Until recently it was thought that feathers first appeared in an early member of the lineage of theropods that leads to birds. In 2009, however, Chinese scientists announced the discovery of a bristly-backed creature, Tianyulong, on the ornithischian branch of the dinosaur family tree—about as distant a relative of theropods as a dinosaur can be. This raised the astonishing possibility that the ancestor of all dinosaurs had hairlike feathers and that some species lost them later in evolution. The origin of feathers could be pushed back further still if the “fuzz” found on some pterosaurs is confirmed to be feathers, since these flying reptiles share an even older ancestor with dinosaurs.

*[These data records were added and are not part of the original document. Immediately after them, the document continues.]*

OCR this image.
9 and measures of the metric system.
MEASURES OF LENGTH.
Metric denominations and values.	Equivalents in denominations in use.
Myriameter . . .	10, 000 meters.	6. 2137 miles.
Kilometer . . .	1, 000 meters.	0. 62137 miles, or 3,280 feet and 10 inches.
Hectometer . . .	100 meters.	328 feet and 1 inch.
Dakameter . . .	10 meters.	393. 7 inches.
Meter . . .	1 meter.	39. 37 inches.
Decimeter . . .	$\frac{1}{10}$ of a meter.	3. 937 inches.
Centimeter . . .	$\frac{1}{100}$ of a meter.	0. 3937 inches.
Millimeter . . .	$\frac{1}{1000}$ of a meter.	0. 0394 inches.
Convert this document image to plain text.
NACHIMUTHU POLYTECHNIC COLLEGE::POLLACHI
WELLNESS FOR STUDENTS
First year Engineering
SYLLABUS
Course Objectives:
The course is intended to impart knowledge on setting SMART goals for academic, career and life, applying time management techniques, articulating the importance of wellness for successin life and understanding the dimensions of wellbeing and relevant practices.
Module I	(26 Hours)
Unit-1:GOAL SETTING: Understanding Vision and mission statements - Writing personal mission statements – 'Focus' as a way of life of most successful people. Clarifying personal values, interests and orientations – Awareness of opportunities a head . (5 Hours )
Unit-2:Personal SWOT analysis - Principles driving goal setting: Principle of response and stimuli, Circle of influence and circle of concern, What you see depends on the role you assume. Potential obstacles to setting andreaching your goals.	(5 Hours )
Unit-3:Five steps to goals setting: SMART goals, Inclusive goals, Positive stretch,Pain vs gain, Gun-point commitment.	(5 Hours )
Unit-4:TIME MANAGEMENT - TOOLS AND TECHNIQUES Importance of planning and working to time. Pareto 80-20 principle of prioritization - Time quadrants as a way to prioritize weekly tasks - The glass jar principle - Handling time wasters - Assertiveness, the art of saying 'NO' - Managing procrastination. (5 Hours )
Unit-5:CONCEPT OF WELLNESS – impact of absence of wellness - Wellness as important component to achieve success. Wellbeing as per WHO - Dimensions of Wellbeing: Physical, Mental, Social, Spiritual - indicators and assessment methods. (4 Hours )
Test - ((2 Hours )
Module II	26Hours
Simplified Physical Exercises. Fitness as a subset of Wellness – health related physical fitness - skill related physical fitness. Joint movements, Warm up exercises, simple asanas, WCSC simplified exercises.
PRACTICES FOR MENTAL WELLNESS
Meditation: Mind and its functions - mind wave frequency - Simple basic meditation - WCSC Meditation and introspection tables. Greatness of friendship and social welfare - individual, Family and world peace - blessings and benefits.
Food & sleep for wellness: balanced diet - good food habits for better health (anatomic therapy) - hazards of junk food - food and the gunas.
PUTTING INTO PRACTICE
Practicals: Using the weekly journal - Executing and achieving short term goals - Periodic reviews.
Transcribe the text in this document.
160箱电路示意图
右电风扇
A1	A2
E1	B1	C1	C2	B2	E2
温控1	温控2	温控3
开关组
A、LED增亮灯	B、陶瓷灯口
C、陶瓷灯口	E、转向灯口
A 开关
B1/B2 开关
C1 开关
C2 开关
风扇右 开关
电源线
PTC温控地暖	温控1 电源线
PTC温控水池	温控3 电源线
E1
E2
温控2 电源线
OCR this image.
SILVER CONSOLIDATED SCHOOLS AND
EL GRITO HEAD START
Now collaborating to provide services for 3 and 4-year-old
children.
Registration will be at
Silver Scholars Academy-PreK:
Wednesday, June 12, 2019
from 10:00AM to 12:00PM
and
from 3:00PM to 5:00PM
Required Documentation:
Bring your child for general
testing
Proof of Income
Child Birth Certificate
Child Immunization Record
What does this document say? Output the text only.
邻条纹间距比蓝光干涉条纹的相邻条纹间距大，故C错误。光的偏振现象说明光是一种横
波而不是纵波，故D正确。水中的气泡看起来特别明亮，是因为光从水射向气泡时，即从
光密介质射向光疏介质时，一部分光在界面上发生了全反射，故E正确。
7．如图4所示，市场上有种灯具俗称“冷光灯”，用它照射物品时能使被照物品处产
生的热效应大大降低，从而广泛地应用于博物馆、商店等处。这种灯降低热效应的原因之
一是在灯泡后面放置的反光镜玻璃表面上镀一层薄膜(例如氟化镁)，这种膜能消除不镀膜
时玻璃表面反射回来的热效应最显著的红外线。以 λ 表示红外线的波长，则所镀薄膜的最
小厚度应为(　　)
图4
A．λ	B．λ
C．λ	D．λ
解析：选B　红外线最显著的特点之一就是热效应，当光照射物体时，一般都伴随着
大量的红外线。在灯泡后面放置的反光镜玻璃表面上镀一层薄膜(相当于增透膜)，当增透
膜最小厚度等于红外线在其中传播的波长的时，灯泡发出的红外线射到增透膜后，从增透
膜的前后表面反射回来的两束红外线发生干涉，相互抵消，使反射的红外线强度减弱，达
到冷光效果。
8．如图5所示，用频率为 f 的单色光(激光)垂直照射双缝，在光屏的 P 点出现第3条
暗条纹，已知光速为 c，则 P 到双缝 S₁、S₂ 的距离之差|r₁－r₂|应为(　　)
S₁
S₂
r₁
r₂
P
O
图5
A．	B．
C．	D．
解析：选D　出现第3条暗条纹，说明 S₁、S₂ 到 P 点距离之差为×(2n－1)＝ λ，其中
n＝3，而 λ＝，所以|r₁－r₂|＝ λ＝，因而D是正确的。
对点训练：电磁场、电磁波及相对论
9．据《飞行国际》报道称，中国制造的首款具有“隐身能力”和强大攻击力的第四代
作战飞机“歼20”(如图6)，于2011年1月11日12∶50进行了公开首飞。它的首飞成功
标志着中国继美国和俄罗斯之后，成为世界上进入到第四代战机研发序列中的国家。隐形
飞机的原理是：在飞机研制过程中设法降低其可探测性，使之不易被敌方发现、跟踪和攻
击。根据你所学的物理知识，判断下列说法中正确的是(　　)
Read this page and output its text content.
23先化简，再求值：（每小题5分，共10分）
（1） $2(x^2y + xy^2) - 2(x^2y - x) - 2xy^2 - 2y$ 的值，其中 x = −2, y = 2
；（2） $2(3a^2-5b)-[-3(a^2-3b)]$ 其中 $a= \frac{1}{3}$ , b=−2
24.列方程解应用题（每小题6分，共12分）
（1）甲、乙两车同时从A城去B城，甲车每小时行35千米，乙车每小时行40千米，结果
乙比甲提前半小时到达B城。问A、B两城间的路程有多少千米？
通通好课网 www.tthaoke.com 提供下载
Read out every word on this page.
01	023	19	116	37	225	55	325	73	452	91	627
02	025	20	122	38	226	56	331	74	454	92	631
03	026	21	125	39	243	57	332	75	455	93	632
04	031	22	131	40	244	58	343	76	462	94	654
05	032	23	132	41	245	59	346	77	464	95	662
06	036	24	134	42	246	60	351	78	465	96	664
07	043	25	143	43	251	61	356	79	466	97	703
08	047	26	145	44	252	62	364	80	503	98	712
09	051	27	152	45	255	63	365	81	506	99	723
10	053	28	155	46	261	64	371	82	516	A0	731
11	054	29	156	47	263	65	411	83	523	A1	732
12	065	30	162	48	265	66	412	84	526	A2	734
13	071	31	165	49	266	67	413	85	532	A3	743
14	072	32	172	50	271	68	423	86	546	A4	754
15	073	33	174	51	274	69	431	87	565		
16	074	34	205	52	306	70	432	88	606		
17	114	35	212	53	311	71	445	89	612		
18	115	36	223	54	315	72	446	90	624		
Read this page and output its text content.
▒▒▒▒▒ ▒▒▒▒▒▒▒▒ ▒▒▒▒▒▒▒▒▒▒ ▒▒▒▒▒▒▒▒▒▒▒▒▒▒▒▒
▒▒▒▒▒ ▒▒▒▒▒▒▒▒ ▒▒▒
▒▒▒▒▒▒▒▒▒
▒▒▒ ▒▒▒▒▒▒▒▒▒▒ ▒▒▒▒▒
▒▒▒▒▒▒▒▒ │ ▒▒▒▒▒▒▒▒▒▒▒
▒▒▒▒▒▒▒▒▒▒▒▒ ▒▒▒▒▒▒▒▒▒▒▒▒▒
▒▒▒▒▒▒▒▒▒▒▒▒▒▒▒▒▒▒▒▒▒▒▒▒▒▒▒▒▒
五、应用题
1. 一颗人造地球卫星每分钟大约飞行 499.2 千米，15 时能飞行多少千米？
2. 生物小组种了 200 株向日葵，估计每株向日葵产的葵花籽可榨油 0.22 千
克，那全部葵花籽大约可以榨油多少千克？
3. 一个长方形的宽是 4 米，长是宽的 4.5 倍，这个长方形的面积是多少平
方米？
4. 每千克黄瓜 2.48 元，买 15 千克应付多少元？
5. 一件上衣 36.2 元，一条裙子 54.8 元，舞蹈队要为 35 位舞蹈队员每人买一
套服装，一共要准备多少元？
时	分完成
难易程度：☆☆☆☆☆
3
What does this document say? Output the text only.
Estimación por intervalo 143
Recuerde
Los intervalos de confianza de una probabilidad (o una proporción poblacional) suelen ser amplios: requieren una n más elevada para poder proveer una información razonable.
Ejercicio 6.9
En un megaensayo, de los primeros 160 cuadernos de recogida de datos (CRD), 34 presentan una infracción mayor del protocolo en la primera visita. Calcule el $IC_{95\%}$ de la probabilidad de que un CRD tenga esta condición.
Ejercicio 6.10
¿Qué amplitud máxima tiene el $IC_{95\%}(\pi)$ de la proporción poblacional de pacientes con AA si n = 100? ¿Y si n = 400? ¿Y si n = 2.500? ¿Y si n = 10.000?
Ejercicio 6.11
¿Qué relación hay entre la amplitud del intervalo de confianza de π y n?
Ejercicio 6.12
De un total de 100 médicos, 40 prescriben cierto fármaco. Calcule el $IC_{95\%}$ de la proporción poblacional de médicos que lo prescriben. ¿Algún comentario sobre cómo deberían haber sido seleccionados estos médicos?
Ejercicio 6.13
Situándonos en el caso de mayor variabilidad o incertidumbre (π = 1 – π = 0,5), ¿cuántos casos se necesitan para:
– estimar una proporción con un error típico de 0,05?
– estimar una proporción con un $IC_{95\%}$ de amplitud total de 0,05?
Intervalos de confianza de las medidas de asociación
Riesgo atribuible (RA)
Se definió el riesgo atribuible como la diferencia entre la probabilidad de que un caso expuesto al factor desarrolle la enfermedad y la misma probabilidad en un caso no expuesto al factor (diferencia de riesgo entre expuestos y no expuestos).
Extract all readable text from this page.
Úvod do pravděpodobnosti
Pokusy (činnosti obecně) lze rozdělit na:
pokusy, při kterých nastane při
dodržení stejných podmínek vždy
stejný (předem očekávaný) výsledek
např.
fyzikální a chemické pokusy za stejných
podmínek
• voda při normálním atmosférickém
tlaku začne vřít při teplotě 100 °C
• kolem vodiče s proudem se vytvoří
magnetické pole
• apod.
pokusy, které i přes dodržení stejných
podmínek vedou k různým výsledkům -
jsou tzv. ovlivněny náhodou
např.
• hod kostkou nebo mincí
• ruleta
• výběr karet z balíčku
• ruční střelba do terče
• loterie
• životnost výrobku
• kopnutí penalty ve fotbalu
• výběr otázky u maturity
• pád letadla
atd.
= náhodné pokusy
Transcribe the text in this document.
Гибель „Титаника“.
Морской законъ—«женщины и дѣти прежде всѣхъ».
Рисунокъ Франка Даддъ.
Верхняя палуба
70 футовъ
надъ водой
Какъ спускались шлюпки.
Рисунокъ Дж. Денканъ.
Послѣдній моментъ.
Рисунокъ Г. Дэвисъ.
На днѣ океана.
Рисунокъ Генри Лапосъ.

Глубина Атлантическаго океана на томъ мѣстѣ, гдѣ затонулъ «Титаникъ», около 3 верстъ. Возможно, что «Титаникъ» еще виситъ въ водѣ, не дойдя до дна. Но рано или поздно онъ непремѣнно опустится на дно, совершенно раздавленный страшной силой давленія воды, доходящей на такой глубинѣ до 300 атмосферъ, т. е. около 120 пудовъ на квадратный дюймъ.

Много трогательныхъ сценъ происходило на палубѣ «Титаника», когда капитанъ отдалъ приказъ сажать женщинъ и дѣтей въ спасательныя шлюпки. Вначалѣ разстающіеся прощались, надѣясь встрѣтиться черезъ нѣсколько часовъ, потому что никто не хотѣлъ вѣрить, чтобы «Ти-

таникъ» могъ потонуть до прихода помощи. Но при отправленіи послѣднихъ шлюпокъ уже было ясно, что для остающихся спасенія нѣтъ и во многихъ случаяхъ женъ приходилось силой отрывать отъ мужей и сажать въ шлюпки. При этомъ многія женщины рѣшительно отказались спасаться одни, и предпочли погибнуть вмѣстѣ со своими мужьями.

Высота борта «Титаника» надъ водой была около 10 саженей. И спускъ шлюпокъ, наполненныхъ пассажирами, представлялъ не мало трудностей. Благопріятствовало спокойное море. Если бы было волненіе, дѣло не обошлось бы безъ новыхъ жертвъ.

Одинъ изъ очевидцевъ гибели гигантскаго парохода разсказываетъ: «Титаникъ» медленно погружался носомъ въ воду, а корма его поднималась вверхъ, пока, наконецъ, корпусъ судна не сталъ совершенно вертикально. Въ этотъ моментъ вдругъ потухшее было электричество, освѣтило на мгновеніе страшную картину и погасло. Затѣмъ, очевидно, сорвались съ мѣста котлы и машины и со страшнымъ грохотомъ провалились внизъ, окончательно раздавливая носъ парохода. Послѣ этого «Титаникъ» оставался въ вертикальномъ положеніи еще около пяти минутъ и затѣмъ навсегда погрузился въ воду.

There’s an even more astonishing possibility. The closest living relatives of birds, dinosaurs, and pterosaurs are crocodilians. Although these scaly beasts obviously do not have feathers today, the discovery of the same gene in alligators that is involved in building feathers in birds suggests that perhaps their ancestors did, 250 million years ago, before the lineages diverged. So perhaps the question to ask, say some scientists, is not how birds got their feathers, but how alligators lost theirs.

The modern bird’s feathers may be an exaptation, borrowed for flight, but originally “designed” for insulation, like hair, or for gaudy mating displays, as in many modern birds.